On a chilly morning in 1998, my mom and I flew out of Nairobi to begin our new lives in Europe. My mom laughs when she remembers how excited and delightfully oblivious I was to the momentous journey we were to embark on. She describes the day (and the preceding night) as one of the most stressful in her life. But luck was on our side. I was a six-year-old asylum seeker who would end up resettling in London.
It feels poignant and fitting then that the first time I return to Africa in almost twenty years, I return to Nairobi—to the same airport I had flown out off so many years ago. The IWMF fellowship is an incredible opportunity to do some foreign reporting and change the narrative. But it also forced me to confront and come to terms with a number of questions around community, identity, and where exactly “home” is to me.
I don’t remember much of my life before I had moved to Europe, but that didn’t stop me from hungrily consuming my surroundings the moment I landed in Nairobi. I had hoped a certain smell, a specific taste, or even a road would spark something within me and make my identity clink into place. I went to Nairobi hoping I would find a piece of myself, but no such revelation ever really took place.
Yes, the language, and place were all alien to me, but I didn’t feel alien or a foreigner while there. And that was really down to the people I met. Whenever I had told someone I had grown up in Kenya, a warm hug or smile was often the response (as well as a gentle reproach for ever leaving). I felt warm and welcomed.
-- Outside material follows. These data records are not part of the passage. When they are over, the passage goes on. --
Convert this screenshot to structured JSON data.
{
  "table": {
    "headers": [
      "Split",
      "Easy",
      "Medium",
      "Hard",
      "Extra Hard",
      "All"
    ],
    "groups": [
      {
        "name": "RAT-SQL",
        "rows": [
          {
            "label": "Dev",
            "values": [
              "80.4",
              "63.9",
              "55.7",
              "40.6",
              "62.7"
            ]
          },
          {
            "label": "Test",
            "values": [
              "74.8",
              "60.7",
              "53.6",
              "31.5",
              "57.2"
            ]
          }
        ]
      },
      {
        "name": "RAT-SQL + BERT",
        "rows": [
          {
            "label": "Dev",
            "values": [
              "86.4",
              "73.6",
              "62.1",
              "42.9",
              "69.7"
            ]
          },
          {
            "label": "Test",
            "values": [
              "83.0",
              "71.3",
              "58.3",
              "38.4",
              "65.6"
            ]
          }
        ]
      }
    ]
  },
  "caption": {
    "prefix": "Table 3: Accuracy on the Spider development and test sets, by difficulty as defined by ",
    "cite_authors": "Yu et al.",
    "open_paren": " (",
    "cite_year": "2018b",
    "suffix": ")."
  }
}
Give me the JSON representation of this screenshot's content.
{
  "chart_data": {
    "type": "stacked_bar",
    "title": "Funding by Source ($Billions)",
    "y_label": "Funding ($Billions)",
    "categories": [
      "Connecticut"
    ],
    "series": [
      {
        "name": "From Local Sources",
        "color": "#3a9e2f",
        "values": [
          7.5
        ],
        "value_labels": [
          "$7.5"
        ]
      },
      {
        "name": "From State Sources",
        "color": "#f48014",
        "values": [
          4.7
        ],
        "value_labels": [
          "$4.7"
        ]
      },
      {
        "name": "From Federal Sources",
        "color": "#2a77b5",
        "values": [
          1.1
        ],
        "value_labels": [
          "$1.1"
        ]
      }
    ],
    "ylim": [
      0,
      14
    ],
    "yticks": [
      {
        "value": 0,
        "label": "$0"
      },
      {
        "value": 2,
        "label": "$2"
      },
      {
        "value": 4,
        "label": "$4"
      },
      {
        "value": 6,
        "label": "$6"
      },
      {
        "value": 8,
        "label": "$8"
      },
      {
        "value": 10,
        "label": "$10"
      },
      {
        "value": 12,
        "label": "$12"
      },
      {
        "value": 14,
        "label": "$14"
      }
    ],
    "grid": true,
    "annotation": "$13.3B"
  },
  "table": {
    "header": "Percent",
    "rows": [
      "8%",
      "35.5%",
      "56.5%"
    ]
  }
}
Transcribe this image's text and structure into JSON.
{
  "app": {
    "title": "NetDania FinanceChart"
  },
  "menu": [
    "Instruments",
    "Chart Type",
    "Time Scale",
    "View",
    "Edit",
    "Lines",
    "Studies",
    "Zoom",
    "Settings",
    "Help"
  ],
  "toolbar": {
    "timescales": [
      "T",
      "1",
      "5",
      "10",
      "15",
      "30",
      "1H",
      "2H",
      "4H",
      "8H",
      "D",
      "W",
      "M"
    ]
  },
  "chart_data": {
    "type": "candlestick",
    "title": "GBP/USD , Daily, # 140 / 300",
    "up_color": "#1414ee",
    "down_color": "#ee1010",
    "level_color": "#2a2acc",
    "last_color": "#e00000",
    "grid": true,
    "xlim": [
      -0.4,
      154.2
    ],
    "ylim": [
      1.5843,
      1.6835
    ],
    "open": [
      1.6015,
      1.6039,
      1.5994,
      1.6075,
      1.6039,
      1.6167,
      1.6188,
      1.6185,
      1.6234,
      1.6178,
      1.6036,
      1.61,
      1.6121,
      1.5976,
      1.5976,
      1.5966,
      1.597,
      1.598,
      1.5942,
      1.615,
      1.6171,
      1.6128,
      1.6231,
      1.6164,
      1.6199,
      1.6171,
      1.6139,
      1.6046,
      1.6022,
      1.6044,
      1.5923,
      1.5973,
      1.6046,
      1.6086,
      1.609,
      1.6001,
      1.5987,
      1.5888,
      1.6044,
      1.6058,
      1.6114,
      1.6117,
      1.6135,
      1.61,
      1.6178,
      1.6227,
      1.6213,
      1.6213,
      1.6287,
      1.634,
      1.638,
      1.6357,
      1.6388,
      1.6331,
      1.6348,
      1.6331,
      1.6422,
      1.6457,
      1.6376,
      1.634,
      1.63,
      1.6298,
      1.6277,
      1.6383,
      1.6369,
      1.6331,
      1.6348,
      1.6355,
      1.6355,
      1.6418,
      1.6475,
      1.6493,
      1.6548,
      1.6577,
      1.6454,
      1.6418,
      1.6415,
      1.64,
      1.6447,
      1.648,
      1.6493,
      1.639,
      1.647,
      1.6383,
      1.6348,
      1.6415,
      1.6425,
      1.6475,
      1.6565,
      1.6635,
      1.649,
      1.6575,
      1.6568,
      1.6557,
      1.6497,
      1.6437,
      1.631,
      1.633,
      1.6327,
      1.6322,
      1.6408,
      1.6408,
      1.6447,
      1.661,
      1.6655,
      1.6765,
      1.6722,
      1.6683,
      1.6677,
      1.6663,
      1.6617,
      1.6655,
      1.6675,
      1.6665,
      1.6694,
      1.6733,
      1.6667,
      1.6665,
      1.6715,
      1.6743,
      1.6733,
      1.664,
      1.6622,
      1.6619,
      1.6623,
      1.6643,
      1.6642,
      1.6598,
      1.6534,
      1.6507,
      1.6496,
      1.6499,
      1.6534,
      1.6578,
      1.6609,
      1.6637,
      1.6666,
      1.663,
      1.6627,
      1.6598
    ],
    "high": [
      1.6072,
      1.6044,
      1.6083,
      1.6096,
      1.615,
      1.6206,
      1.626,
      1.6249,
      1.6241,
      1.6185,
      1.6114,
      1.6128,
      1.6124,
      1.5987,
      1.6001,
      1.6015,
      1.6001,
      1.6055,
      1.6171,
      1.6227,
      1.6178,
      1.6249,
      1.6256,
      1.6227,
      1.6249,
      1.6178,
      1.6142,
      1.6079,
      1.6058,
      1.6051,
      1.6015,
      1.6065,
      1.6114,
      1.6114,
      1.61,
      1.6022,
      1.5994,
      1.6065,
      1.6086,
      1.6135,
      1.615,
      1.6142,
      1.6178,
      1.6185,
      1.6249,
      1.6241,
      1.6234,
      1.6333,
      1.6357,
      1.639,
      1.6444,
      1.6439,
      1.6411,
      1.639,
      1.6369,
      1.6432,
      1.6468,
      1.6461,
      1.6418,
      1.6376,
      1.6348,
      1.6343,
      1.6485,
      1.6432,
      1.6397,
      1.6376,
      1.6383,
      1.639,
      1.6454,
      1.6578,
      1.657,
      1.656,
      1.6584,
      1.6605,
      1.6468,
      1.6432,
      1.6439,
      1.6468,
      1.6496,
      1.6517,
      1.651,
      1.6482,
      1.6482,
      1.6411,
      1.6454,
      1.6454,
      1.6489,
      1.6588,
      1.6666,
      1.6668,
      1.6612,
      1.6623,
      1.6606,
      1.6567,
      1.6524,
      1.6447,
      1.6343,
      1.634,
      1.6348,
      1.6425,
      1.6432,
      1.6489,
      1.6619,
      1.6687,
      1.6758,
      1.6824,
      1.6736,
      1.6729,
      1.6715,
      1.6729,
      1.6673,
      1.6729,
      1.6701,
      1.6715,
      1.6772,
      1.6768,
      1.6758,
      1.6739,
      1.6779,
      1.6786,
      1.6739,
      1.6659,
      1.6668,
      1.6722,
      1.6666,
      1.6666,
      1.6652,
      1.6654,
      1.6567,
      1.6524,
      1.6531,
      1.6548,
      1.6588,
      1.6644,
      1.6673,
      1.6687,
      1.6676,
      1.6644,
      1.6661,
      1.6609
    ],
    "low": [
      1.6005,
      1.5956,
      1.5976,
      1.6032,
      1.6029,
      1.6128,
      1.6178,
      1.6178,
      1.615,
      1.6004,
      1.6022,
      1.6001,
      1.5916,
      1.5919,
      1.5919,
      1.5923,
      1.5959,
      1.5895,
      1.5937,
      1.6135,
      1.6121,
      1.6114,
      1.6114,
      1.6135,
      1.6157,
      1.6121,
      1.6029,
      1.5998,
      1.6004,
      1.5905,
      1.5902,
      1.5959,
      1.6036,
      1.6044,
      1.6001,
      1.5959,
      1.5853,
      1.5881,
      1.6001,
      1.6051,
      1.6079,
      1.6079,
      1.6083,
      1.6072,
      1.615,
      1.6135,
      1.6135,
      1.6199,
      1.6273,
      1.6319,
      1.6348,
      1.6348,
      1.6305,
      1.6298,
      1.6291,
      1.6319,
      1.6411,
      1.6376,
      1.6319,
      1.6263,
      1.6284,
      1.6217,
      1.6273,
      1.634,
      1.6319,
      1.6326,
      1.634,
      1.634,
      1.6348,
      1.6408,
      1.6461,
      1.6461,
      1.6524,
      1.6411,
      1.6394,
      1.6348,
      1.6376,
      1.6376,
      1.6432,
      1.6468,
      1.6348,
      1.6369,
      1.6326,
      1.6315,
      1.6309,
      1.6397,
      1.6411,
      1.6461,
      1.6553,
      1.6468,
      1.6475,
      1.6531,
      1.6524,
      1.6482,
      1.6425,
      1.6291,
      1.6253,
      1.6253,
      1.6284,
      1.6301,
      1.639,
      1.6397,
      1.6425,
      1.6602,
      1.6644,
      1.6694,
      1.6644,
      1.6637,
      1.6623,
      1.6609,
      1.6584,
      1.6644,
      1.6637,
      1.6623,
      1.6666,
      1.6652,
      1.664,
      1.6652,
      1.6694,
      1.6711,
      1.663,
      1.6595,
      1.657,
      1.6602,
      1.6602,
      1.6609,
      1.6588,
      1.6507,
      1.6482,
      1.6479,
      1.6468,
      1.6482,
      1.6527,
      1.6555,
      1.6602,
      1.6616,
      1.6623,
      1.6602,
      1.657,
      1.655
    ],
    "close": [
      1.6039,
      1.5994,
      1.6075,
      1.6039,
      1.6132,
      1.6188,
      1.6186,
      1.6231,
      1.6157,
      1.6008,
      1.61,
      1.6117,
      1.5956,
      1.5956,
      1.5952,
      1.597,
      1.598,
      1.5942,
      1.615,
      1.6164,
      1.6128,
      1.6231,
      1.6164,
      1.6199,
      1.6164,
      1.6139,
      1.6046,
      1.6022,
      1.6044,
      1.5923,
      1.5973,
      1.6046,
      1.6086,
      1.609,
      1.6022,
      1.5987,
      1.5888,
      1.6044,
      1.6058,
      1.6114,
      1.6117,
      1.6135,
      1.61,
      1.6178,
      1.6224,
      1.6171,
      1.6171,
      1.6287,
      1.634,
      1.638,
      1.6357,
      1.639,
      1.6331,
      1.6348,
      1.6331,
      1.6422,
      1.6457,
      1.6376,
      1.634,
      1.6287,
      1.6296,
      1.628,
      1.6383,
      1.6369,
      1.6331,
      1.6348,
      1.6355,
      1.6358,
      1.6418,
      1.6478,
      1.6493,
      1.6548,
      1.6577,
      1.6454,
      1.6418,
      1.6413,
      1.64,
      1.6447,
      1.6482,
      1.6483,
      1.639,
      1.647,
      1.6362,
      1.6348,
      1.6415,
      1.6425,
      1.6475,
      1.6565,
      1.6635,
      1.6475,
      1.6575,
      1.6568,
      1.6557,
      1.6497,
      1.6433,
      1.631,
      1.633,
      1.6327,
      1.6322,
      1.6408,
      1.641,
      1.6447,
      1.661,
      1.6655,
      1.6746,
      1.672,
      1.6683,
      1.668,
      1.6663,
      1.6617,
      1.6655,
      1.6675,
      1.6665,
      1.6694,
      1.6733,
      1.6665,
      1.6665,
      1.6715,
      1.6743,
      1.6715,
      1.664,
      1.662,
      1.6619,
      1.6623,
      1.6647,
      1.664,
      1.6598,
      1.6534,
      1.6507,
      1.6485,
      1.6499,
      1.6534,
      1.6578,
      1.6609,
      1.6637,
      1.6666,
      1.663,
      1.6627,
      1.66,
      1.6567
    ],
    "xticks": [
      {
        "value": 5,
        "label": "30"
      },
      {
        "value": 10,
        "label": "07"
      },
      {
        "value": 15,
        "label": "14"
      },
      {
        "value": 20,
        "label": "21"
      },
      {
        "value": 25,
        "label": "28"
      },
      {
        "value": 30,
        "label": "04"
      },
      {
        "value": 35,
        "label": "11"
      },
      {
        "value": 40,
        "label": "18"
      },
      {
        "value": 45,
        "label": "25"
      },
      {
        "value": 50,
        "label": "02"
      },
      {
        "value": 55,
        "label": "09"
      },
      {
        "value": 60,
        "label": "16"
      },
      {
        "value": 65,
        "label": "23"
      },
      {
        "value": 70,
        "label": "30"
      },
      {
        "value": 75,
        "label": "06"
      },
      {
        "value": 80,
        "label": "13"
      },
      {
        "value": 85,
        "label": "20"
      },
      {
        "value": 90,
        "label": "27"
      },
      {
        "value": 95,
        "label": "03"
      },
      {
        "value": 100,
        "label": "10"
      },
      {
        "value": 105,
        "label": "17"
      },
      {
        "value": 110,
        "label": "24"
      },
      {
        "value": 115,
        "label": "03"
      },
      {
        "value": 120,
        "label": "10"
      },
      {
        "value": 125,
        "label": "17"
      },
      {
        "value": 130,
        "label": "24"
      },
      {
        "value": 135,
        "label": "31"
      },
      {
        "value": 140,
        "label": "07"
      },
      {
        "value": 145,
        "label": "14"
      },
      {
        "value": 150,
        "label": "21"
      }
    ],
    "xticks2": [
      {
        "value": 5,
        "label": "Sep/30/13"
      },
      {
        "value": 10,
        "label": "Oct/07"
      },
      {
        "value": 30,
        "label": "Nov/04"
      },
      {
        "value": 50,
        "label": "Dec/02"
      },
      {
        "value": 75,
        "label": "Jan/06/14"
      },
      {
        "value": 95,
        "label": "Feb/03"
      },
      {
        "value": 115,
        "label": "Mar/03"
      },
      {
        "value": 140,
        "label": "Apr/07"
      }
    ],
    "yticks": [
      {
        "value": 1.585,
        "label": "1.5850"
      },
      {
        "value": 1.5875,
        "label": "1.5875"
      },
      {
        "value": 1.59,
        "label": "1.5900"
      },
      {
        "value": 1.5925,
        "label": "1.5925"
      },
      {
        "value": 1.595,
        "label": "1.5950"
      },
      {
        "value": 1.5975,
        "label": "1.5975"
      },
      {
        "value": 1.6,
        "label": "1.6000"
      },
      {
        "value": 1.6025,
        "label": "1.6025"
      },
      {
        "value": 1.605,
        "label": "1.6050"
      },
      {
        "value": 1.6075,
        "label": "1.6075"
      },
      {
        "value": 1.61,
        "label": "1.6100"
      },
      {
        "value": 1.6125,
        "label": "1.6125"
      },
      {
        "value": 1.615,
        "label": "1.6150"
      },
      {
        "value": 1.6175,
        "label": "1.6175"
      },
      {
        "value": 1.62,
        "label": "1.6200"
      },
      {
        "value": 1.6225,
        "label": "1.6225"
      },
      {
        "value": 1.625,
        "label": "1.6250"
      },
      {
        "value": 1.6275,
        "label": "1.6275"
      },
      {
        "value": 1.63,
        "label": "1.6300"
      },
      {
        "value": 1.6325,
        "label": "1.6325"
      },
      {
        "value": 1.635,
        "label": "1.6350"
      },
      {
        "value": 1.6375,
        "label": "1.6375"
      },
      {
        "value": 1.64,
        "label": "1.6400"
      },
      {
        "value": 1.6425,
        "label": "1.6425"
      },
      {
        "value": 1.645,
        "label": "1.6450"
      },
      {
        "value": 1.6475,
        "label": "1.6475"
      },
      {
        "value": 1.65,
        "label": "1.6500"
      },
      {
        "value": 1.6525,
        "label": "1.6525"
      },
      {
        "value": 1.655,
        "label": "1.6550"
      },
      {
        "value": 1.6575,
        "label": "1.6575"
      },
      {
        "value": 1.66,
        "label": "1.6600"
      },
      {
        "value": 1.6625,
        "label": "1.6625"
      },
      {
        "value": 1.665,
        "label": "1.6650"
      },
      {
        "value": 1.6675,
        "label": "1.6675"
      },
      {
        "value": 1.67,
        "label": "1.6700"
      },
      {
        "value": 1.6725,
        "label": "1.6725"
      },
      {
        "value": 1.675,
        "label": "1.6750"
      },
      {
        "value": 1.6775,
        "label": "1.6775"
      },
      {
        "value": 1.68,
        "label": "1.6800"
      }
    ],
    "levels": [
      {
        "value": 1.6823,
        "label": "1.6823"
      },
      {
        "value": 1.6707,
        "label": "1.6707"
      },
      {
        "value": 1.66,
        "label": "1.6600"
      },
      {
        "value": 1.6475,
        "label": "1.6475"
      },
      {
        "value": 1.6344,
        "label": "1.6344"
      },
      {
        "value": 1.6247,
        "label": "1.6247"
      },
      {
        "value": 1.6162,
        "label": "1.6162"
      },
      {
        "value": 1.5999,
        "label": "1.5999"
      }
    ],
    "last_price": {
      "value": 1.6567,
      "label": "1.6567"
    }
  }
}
Strangely enough, this feeling didn’t end when I arrived in Rwanda; where, within the first five minutes, someone insisted I had to be Rwandan. This continued throughout the trip, as people were keen to distinguish me from the Mzungus (foreigners). This seeped into my reporting, where I found people quickly warmed up to me. Though I should have felt like a Mzungu while in Rwanda, the people around me ensured I never really did.
My biggest takeaway from the trip is that home shouldn’t be defined by borders, nor should our understanding of who we are. I flew back to London feeling British, Arab, African, and finally content with those contradictions.